See Jeanne Brady & Audrey Dentith, “Critical Voyages: Postmodern feminist pedagogies as liberatory practice,” en Teaching Education, Vol. 12, No. 2, 2001: 165-176.
(3) In this sense, we consider the research project Student as Producer at the University of Lincoln (2010-2013) important: “Student as Producer is a development of the University of Lincoln’s policy of research-informed teaching to research-engaged teaching. Research-engaged teaching involves more research and research-like activities at the core of the undergraduate curriculum. A significant amount of teaching at the University of Lincoln is already research-engaged. Student as Producer will make research– engaged teaching an institutional priority, across all faculties and subject areas. In this way students become part of the academic project of the University and collaborators with academics in the production of knowledge and meaning.”
Since 2014, Student as Producer remains the underpinning principle for teaching and learning at the University of Lincoln. More see http://studentasproducer.lincoln.ac.uk/
(4) MANUEL)(LA) was formed by Axler Yépez Saldaña, Valerie Leibold, Alejandra Gorráez Puga, Amor Teresa Gutiérrez, Toño Hernández, Nina Hoechtl, Rían Lozano, Coco Magallanes, Mauricio Patrón, Ariadna Solís. Its members’ age ranged from 23 to 39 years, five were Mexicans, one is binational, living in Mexico the last 14 years, three chose Mexico as their place of residence, being there since 8, 6 and 4 years.

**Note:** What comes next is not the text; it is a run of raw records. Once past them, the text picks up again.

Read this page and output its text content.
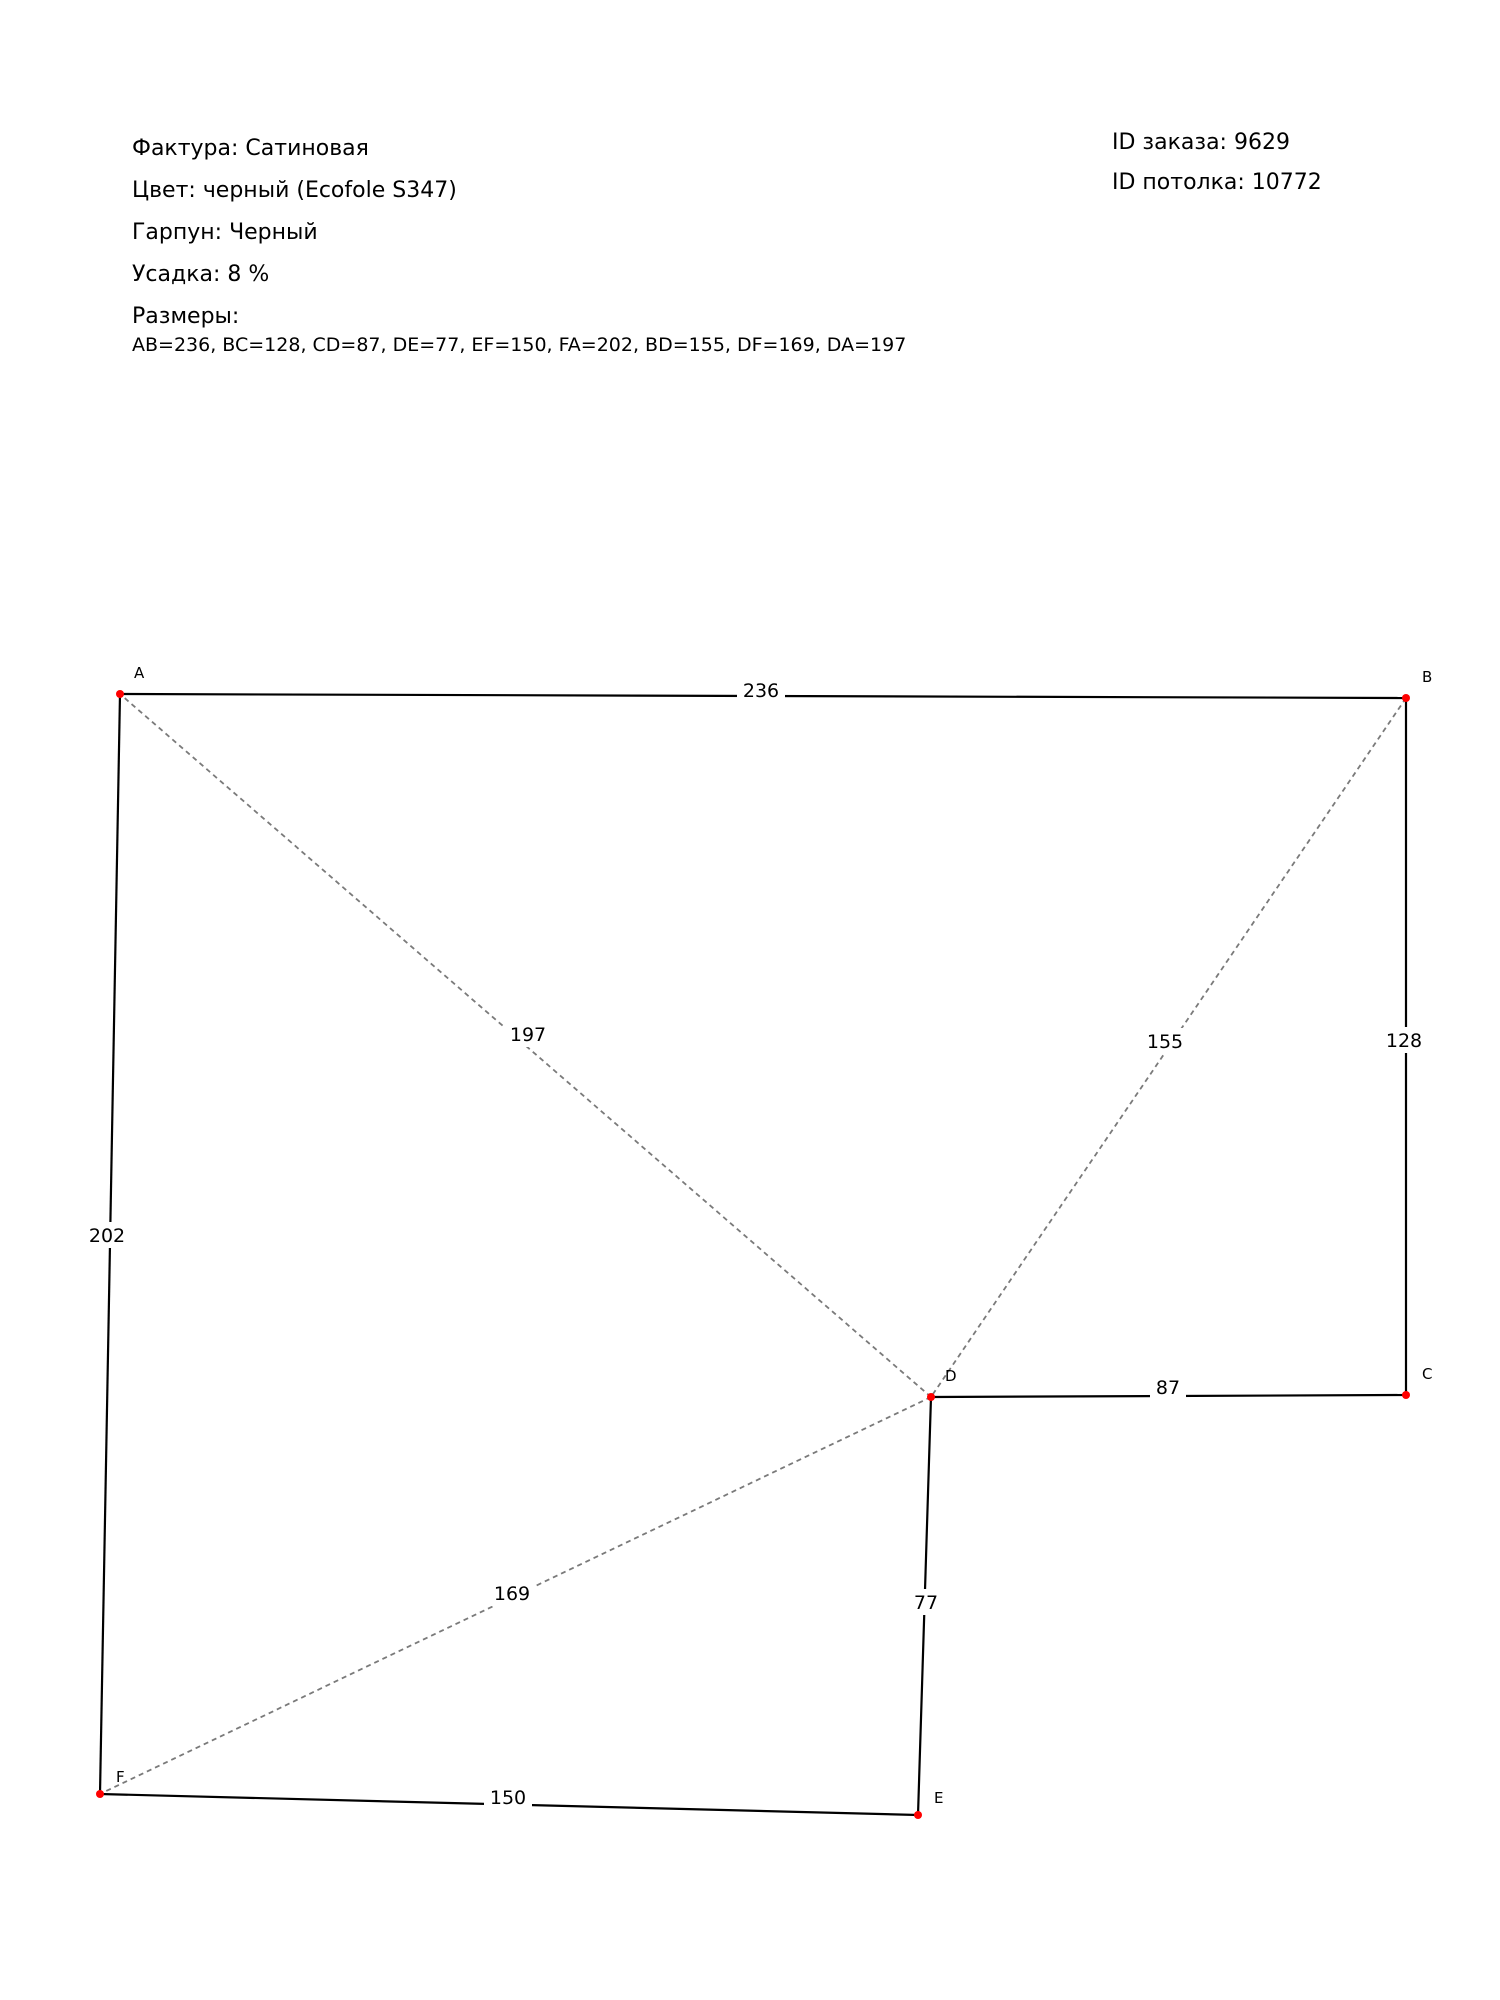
Фактура: Сатиновая
Цвет: черный (Ecofole S347)
Гарпун: Черный
Усадка: 8 %
Размеры:
AB=236, BC=128, CD=87, DE=77, EF=150, FA=202, BD=155, DF=169, DA=197
ID заказа: 9629
ID потолка: 10772
155
169
197
236
128
87
77
150
202
A	B
C
D
E
F
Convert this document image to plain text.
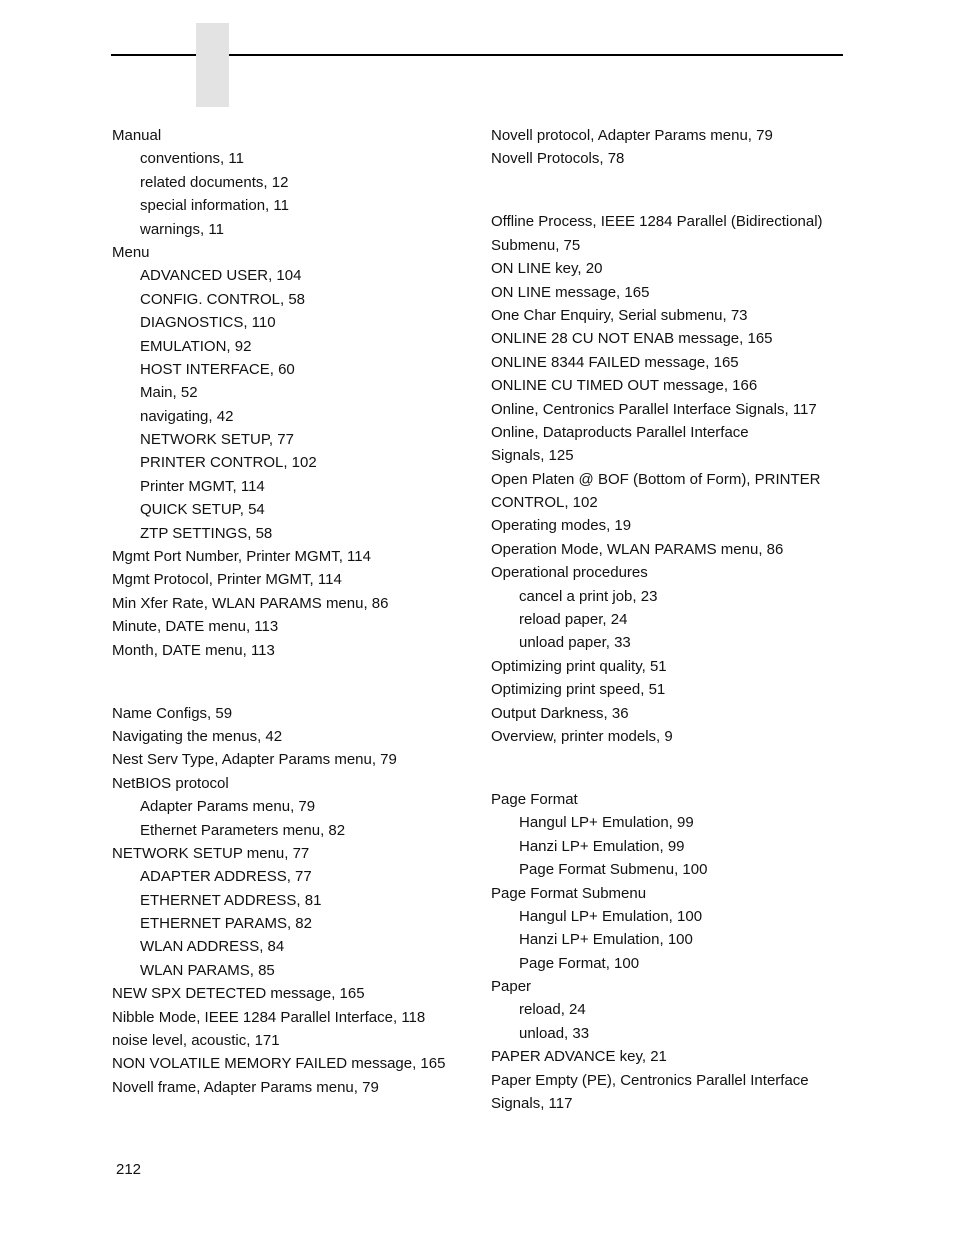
Manual
conventions, 11
related documents, 12
special information, 11
warnings, 11
Menu
ADVANCED USER, 104
CONFIG. CONTROL, 58
DIAGNOSTICS, 110
EMULATION, 92
HOST INTERFACE, 60
Main, 52
navigating, 42
NETWORK SETUP, 77
PRINTER CONTROL, 102
Printer MGMT, 114
QUICK SETUP, 54
ZTP SETTINGS, 58
Mgmt Port Number, Printer MGMT, 114
Mgmt Protocol, Printer MGMT, 114
Min Xfer Rate, WLAN PARAMS menu, 86
Minute, DATE menu, 113
Month, DATE menu, 113
Name Configs, 59
Navigating the menus, 42
Nest Serv Type, Adapter Params menu, 79
NetBIOS protocol
Adapter Params menu, 79
Ethernet Parameters menu, 82
NETWORK SETUP menu, 77
ADAPTER ADDRESS, 77
ETHERNET ADDRESS, 81
ETHERNET PARAMS, 82
WLAN ADDRESS, 84
WLAN PARAMS, 85
NEW SPX DETECTED message, 165
Nibble Mode, IEEE 1284 Parallel Interface, 118
noise level, acoustic, 171
NON VOLATILE MEMORY FAILED message, 165
Novell frame, Adapter Params menu, 79
Novell protocol, Adapter Params menu, 79
Novell Protocols, 78
Offline Process, IEEE 1284 Parallel (Bidirectional)
Submenu, 75
ON LINE key, 20
ON LINE message, 165
One Char Enquiry, Serial submenu, 73
ONLINE 28 CU NOT ENAB message, 165
ONLINE 8344 FAILED message, 165
ONLINE CU TIMED OUT message, 166
Online, Centronics Parallel Interface Signals, 117
Online, Dataproducts Parallel Interface
Signals, 125
Open Platen @ BOF (Bottom of Form), PRINTER
CONTROL, 102
Operating modes, 19
Operation Mode, WLAN PARAMS menu, 86
Operational procedures
cancel a print job, 23
reload paper, 24
unload paper, 33
Optimizing print quality, 51
Optimizing print speed, 51
Output Darkness, 36
Overview, printer models, 9
Page Format
Hangul LP+ Emulation, 99
Hanzi LP+ Emulation, 99
Page Format Submenu, 100
Page Format Submenu
Hangul LP+ Emulation, 100
Hanzi LP+ Emulation, 100
Page Format, 100
Paper
reload, 24
unload, 33
PAPER ADVANCE key, 21
Paper Empty (PE), Centronics Parallel Interface
Signals, 117
212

Our goal was to create a group of analysis, debate and proposed actions that are informed by artistic and cultural practices from a partial and situated perspective. The core of our research and practice, in the frame of the Campus Expandido MUAC/UNAM, revolved around our approach to visual culture, gender, de(s)colonial studies, artistic and cultural practices, feminist, transfeminist, queer/cuir criticism; and we commited to a collective process of (un)learning and formation of strategic actions that situate us as researchers closely linked to social pressing needs of our immediate surroundings, but no strangers to events elsewhere.